Callias-type operators in von Neumann algebras

TL;DR

This paper extends index theory to Callias-type operators acting on sections of bundles over von Neumann algebras, proving index theorems and invariance properties, including a version of Atiyah's $L^2$-index theorem.

Contribution

It introduces new index theorems for Callias-type operators in von Neumann algebra settings and proves cobordism invariance of their indices.

Findings

Established a relative index theorem for von Neumann algebra operators.

Proved a Callias-type index theorem in the von Neumann algebra context.

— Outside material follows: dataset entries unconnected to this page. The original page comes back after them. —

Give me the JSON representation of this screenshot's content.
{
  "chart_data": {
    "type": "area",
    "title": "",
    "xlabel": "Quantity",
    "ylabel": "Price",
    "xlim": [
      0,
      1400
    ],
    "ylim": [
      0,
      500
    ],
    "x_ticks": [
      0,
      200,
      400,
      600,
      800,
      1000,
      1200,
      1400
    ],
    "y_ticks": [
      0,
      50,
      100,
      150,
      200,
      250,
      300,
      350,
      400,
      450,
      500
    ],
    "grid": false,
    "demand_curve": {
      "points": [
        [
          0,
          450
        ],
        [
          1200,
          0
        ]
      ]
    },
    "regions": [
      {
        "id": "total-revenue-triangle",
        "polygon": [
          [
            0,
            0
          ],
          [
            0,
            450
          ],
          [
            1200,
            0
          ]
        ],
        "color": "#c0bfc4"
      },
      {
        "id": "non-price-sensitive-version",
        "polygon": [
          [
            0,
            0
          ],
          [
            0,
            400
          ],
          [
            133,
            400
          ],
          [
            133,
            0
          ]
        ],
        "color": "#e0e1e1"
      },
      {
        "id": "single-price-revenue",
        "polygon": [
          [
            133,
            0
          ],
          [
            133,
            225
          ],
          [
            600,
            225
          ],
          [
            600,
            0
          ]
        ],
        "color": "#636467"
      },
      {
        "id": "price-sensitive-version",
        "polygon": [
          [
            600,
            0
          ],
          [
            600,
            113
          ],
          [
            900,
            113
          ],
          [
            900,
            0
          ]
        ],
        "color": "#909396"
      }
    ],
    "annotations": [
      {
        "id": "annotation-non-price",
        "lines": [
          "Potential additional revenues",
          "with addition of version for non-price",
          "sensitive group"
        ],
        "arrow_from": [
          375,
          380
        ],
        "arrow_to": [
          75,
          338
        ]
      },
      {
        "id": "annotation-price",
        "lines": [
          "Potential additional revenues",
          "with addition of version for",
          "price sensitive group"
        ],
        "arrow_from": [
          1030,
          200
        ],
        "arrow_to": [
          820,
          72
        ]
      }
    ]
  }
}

Demonstrated cobordism invariance of the von Neumann index.

Abstract

We study differential operators on complete Riemannian manifolds which act on sections of a bundle of finite type modules over a von Neumann algebra with a trace. We prove a relative index and a Callias-type index theorems for von Neumann indexes of such operators. We apply these results to obtain a version of Atiyah's $L^2$-index theorem, which states that the index of a Callias-type operator on a non-compact manifold $M$ is equal to the $\Gamma$-index of its lift to a Galois cover of $M$. We also prove the cobordism invariance of the index of Callias-type operators. In particular, we give a new proof of the cobordism invariance of the von Neumann index of operators on compact manifolds.